Though high oil prices are not good for the economy, not every spike portends disaster. There have been at least four trough-to-peak increases of $15 per barrel in just the past two years. Last week’s $100 price was within $10 of the last May’s price.

For now, there is enough spare production capacity to make up for lost Libyan production. Of course, if the unrest spreads to major oil producers and leads to significant and persistent production cuts in those countries, price could rise well above $100. But even then, it need not be 1973 redux.

What those of us old enough to have been around in 1973 remember most from that energy crisis was the shortages and gas lines. What those old enough to have been around for the significant disruption to oil markets in 1990-1991 don’t remember is shortages and gas lines -- because there weren’t any.

It is an established economic truth that when prices are capped below the level that brings supply and demand into balance, there will be shortages. In 1973 we had the general price ceilings of the Nixon-era wage and price controls. The ceilings on petroleum products were extended when the general price controls lapsed.
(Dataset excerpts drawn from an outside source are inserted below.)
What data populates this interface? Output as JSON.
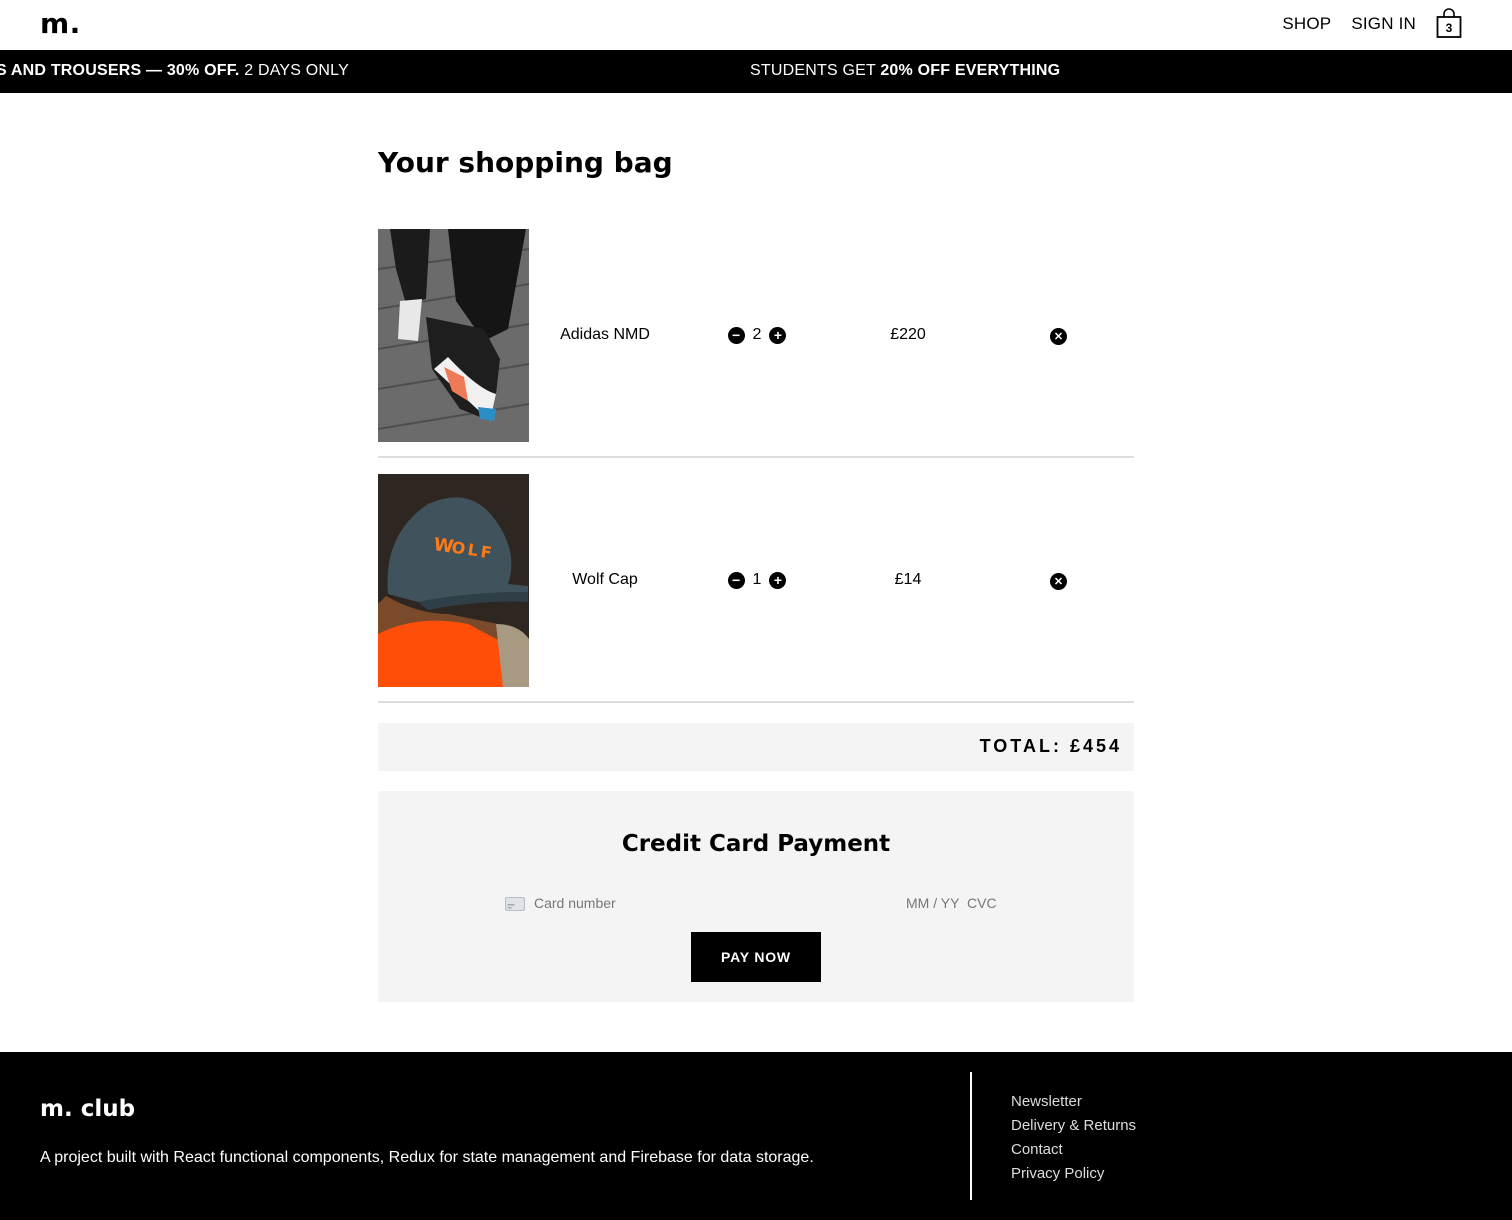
{
  "header": {
    "logo": "m.",
    "nav": {
      "shop": "SHOP",
      "sign_in": "SIGN IN"
    },
    "bag_count": "3"
  },
  "banner": {
    "promo_1": {
      "prefix": "S AND TROUSERS — 30% OFF.",
      "suffix": " 2 DAYS ONLY"
    },
    "promo_2": {
      "prefix": "STUDENTS GET ",
      "bold": "20% OFF EVERYTHING"
    }
  },
  "page_title": "Your shopping bag",
  "items": [
    {
      "name": "Adidas NMD",
      "quantity": "2",
      "price": "£220",
      "image": "sneaker-photo"
    },
    {
      "name": "Wolf Cap",
      "quantity": "1",
      "price": "£14",
      "image": "cap-photo"
    }
  ],
  "total": {
    "label": "TOTAL:",
    "value": "£454"
  },
  "payment": {
    "title": "Credit Card Payment",
    "card_number_placeholder": "Card number",
    "expiry_placeholder": "MM / YY",
    "cvc_placeholder": "CVC",
    "pay_button": "PAY NOW"
  },
  "footer": {
    "title": "m. club",
    "description": "A project built with React functional components, Redux for state management and Firebase for data storage.",
    "links": [
      "Newsletter",
      "Delivery & Returns",
      "Contact",
      "Privacy Policy"
    ]
  },
  "colors": {
    "primary": "#000000",
    "panel": "#f4f4f4",
    "divider": "#dddddd",
    "placeholder": "#777777"
  }
}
And while shortages of other goods evaporated, the gasoline shortages and gas lines persisted, with varying intensity, until -- miracle of miracles -- those price controls were lifted as well. Immediately the gas lines disappeared.
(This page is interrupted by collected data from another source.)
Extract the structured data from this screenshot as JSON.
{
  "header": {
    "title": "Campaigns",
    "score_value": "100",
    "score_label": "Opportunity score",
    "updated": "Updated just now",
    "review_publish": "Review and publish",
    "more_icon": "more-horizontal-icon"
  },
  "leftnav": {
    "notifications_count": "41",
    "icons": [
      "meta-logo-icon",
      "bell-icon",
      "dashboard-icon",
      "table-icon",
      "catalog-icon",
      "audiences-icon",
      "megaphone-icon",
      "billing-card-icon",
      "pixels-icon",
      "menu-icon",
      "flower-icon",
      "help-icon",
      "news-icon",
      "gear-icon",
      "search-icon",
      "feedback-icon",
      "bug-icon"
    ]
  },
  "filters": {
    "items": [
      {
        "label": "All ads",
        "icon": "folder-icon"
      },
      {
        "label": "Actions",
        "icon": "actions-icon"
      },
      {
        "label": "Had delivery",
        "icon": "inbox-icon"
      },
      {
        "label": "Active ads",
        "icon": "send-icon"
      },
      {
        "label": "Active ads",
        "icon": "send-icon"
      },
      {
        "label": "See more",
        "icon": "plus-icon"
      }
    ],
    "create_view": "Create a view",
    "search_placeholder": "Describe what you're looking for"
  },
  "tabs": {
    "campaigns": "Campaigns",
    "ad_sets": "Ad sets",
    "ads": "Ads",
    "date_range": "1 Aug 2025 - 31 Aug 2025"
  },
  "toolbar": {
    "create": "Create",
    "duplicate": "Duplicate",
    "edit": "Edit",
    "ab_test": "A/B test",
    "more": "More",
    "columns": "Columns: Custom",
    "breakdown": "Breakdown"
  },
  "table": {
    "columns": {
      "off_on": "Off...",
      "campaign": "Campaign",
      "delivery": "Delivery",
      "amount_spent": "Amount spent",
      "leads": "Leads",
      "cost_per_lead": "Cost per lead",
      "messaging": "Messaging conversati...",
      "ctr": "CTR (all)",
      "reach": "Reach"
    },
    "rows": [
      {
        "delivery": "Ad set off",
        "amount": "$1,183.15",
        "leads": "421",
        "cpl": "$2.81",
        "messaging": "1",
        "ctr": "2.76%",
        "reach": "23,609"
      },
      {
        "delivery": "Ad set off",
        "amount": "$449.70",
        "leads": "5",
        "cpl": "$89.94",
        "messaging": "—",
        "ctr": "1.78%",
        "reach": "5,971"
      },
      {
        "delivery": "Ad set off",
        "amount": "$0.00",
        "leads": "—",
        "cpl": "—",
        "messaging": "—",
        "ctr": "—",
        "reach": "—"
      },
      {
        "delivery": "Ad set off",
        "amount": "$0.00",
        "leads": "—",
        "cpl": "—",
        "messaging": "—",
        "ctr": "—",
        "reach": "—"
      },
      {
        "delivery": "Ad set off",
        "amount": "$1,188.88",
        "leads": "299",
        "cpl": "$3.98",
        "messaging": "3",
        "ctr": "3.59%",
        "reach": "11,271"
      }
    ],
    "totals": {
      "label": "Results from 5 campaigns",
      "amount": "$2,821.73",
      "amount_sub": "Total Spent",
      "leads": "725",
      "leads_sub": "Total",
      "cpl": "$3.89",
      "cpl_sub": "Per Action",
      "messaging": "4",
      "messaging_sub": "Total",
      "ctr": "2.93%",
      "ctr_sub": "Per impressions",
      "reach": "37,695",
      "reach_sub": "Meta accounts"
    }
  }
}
There were other controls that also ended at the same time -- odd-even sale days in many states (which did nothing but irritate people), a Byzantine system of petroleum allocation rules, and cross subsidies to imported oil. But it was the price ceilings that caused the shortages and gas lines.

Though we don’t have federal price ceilings (some states have trigger mechanisms that can bring them into play), we also don’t have a set of policies that encourage the oil production that can moderate prices whether there is a crisis or not.
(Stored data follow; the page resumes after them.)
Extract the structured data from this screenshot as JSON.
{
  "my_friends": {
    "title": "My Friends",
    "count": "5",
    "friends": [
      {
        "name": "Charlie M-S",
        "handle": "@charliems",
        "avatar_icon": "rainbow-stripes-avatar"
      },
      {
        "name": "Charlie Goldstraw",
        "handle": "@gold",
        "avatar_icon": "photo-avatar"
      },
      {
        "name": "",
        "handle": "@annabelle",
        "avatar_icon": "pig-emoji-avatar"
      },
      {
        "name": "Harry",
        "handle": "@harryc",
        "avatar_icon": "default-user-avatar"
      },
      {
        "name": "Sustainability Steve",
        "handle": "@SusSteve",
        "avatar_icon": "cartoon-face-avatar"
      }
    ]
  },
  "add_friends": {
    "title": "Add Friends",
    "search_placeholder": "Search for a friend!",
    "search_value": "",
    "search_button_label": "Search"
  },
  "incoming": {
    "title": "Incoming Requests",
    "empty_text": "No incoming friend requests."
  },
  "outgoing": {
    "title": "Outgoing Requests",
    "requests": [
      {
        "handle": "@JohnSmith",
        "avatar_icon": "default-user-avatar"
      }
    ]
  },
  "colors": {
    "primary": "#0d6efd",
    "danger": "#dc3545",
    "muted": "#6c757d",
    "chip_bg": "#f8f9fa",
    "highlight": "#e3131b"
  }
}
For instance, it would be a good idea to fast-track the Keystone XL pipeline, which would add an additional 1 million barrels per day of Canadian oil to our markets. We also should allow drilling on the fraction of 1 percent of the Arctic National Wildlife Refuge, which may give access to 10 billion barrels of petroleum.

It would be a good thing if the recent permit given to Noble Energy signals the return to developing our offshore resources, instead of just forfeiting that market to foreign producers. It would be a bad thing for gasoline prices if we raise taxes on oil companies just because they make a profit, and another bad thing to continue closing off access to promising onshore oil development.

So, with our current policies we won’t see shortages and gas lines so emblematic of the 1970s. However, if we throttle exploration and development, we will see higher gasoline prices than we otherwise would.

David Kreutzer, Ph.D., is the Research Fellow in Energy Economics and Climate Change at The Heritage Foundation.